Using SmartSense
Also available as:
PDF

Workload dashboard (MR, Pig, Tez, Hive)

The Workload dashboard (MR, Pig, Tez, Hive) provides key information about workloads that use MapReduce or Tez for execution.

This dashboard includes the following paragraphs:

  • Longest Running Jobs

  • Most Resource Intensive Jobs

  • Most Resource Wasting Jobs

  • Workloads With Highest HDFS Operations

  • Workloads Creating Max HDFS Files

  • Workloads With Largest HDFS Writes

  • Workloads With Highest CPU Consumption

  • Workloads With Most Inefficient Data Read

  • Workloads With Most Input Data Explosion

  • Job Distribution By Type

  • Job Submission Trend By Day.Hour

Most of these paragraphs have titles that are self-explanatory.

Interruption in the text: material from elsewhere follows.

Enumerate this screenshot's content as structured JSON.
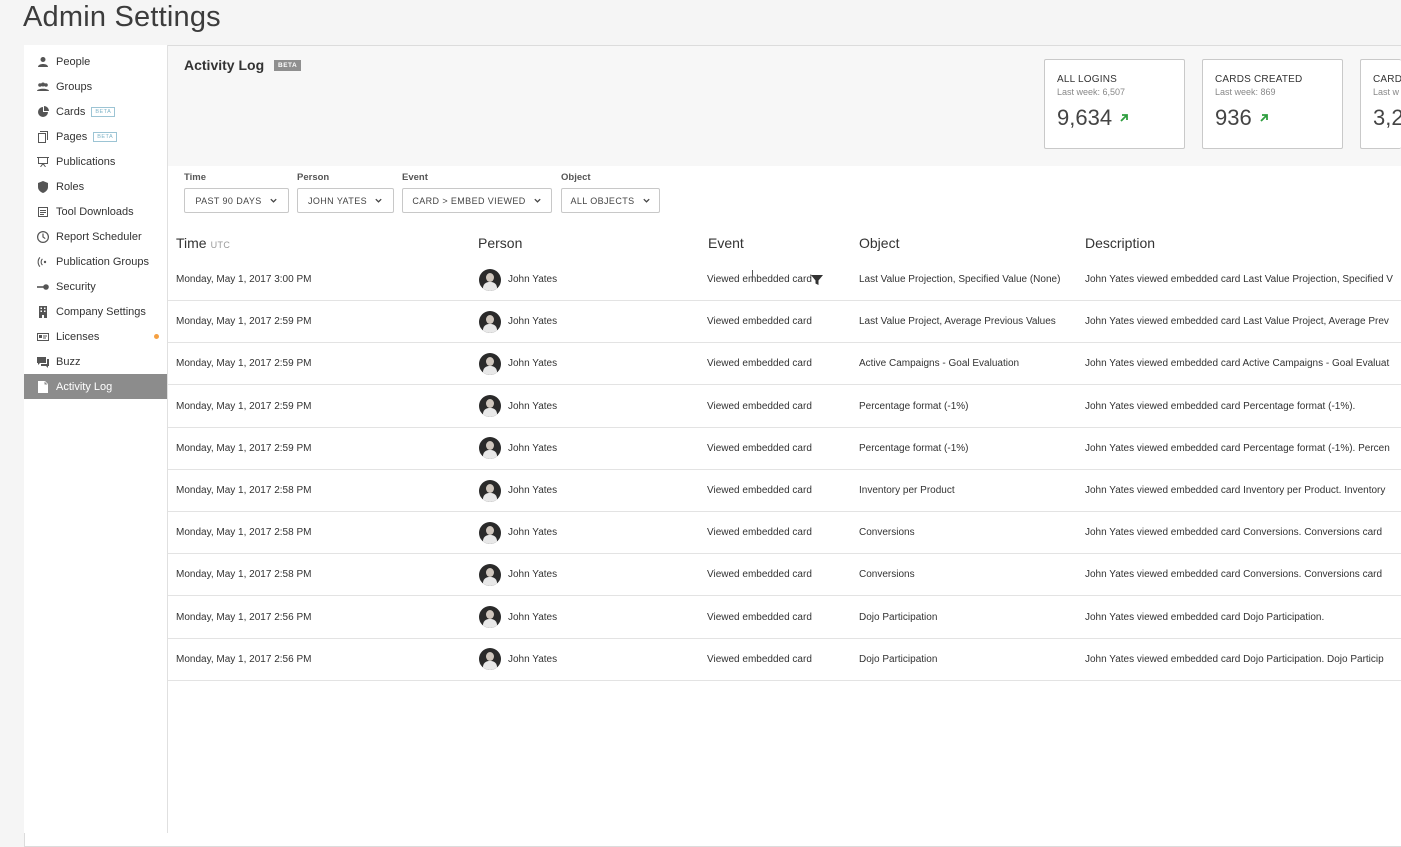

A few of them are described below to provide more context:

Paragraph Description
Most Resource Wasting Jobs

Resource wasting is calculated by calculating the difference between the memory asked for and the memory that was actually used.

For example, if a job asks for 100 8GB containers but only uses 5GB per container, 3GB per container is considered wasted. This is calculated per job, and the top 10 are listed.

Job Submission Trend By Day.Hour

This paragraph shows the number of jobs submitted by day and hour with the notation being <day>.<hour>. For example:

• Monday.1 - 1am on Monday

• Monday.20 - 8pm on Monday

The goal of this dashboard is to identify specific job submission hotspots during the week and day. You can use this information to identify the best time to schedule resource intensive jobs to execute.